Em Portugal, não tem sido comum a disponibilização por parte do Estado de modelos e de ferramentas de gestão na área da cultura. É neste vazio que se inscreve o CISOC, um contributo para uma gestão mais atenta e eficaz das organizações culturais na vertente da relação com os públicos e para o reforço do seu impacto social. Enquanto medida de política pública, o CISOC, proposto pela estrutura de missão PNA,  é um coadjuvante direto dos desafios estratégicos  presentes e futuros, no que concerne à cultura como veículo primordial para a valorização individual e coletiva, a transformação social, a coesão territorial e o combate às desigualdades. Tem-se a convicção de que o CISOC tem potencial para se transformar num objetivo estratégico da cultura, que se repercuta nas prioridades estratégicas no universo da administração do Estado.
Por outro lado, ao disponibilizar esta ferramenta que se destina a um largo espectro de entidades para além da esfera estatal, a expetativa é que a adesão ao CISOC se inicie voluntariamente nas organizações culturais. Espera-se que estas se apropriem de um instrumento que pretende ajudá-las a liderar e a controlar o seu próprio impacto, a partir da sua capacidade interna, tempo e compromisso, reforçando a sua sustentabilidade. O nível de adesão será, pois, o primeiro indicador da pertinência desta medida que se crê corresponder a um instrumento completo e ágil, sem equivalente no setor cultural.
Finalmente, o CISOC foi concebido em conjunto com outras medidas do eixo da política cultural do PNA, cujo puzzle de abordagem sistémica se completa e articula com as medidas que se dirigem às organizações que extravasam a esfera da cultura, mas que podem também ser agentes ativos neste domínio. É o caso do Plano Estratégico Municipal Cultura-Educação (lançados em 2023), do Índice de Impacto Cultural das Organizações e do Compromisso Cultural das Organizações Empresariais. Conforme as referidas medidas forem sendo desenvolvidas e implementadas, espera-se que a interação dos impactos que produzirão virá a constituir um contributo acrescido para o seu reforço mútuo.

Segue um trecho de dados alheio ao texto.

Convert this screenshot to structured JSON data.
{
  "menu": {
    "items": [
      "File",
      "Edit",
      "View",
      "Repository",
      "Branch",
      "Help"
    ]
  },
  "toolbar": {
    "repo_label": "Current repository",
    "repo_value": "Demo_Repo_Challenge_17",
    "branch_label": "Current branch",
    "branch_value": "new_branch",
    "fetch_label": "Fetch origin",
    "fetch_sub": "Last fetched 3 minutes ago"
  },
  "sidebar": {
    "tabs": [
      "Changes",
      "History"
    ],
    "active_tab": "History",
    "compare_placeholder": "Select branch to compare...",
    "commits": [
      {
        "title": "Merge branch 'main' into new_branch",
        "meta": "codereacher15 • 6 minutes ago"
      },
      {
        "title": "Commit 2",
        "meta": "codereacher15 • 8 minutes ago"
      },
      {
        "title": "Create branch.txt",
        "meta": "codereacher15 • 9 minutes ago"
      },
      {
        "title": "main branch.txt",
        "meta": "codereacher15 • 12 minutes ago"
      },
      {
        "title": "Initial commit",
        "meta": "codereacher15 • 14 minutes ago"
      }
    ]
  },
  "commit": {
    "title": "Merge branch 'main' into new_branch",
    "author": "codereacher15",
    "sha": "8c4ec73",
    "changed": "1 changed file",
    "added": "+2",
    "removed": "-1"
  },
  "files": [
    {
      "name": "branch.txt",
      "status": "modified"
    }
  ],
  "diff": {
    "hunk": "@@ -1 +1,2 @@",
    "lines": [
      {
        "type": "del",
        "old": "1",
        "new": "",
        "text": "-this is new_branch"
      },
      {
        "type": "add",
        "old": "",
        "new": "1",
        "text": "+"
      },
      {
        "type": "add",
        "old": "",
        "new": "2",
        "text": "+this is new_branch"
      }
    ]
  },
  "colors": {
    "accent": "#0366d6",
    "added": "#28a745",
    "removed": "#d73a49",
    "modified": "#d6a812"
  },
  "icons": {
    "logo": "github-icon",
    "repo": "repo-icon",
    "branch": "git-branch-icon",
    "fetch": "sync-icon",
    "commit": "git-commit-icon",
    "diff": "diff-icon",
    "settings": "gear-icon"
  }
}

i Entre estes, tiveram particular destaque: Pais, J. M., Magalhães, P. & Antunes, M. L. (Eds.). (2022). Práticas Culturais dos Portugueses. Instituto de Ciências Sociais da UL; Camacho, C. F. et al. (2021). Grupo de Projeto Museus no Futuro – Relatório Final. Disponível em: http://patrimoniocultural.gov.pt/static/data/docs/2021/02/15/RelatorioMuseusnoFuturo.pdf

ii  Em CISOC – o quê, porquê e para quem, apresenta-se um enquadramento bibliográfico mais extenso das influências e do contexto institucional que estiveram a montante da formulação desta medida.

iii  Estratégia Nacional de Educação para a Cidadania (2017), Orientações Curriculares para a Educação Pré-Escolar (2016), Perfil dos Alunos à Saída da Escolaridade Obrigatória, Estratégia Nacional para os Direitos da Criança (2021-2024), Estratégia Nacional para a Inclusão das Pessoas com Deficiência (2021-2025), Estratégia Nacional para a Integração das Comunidades Ciganas (2013-2022), Plano Nacional de Combate ao Racismo e à Discriminação (2021-2025), Estratégia Nacional para Igualdade e a Não Discriminação – Portugal + igual (2018-2030) e Estratégia Nacional de Combate à Pobreza (2021-2030). No Ministério da Cultura assinala-se a Estratégia de Promoção da Acessibilidade e da Inclusão nos Museus, Monumentos e Palácios na dependência da DGPC e das Direções Regionais de Cultura 2021-2025, em parceria com o Instituto Nacional de Reabilitação.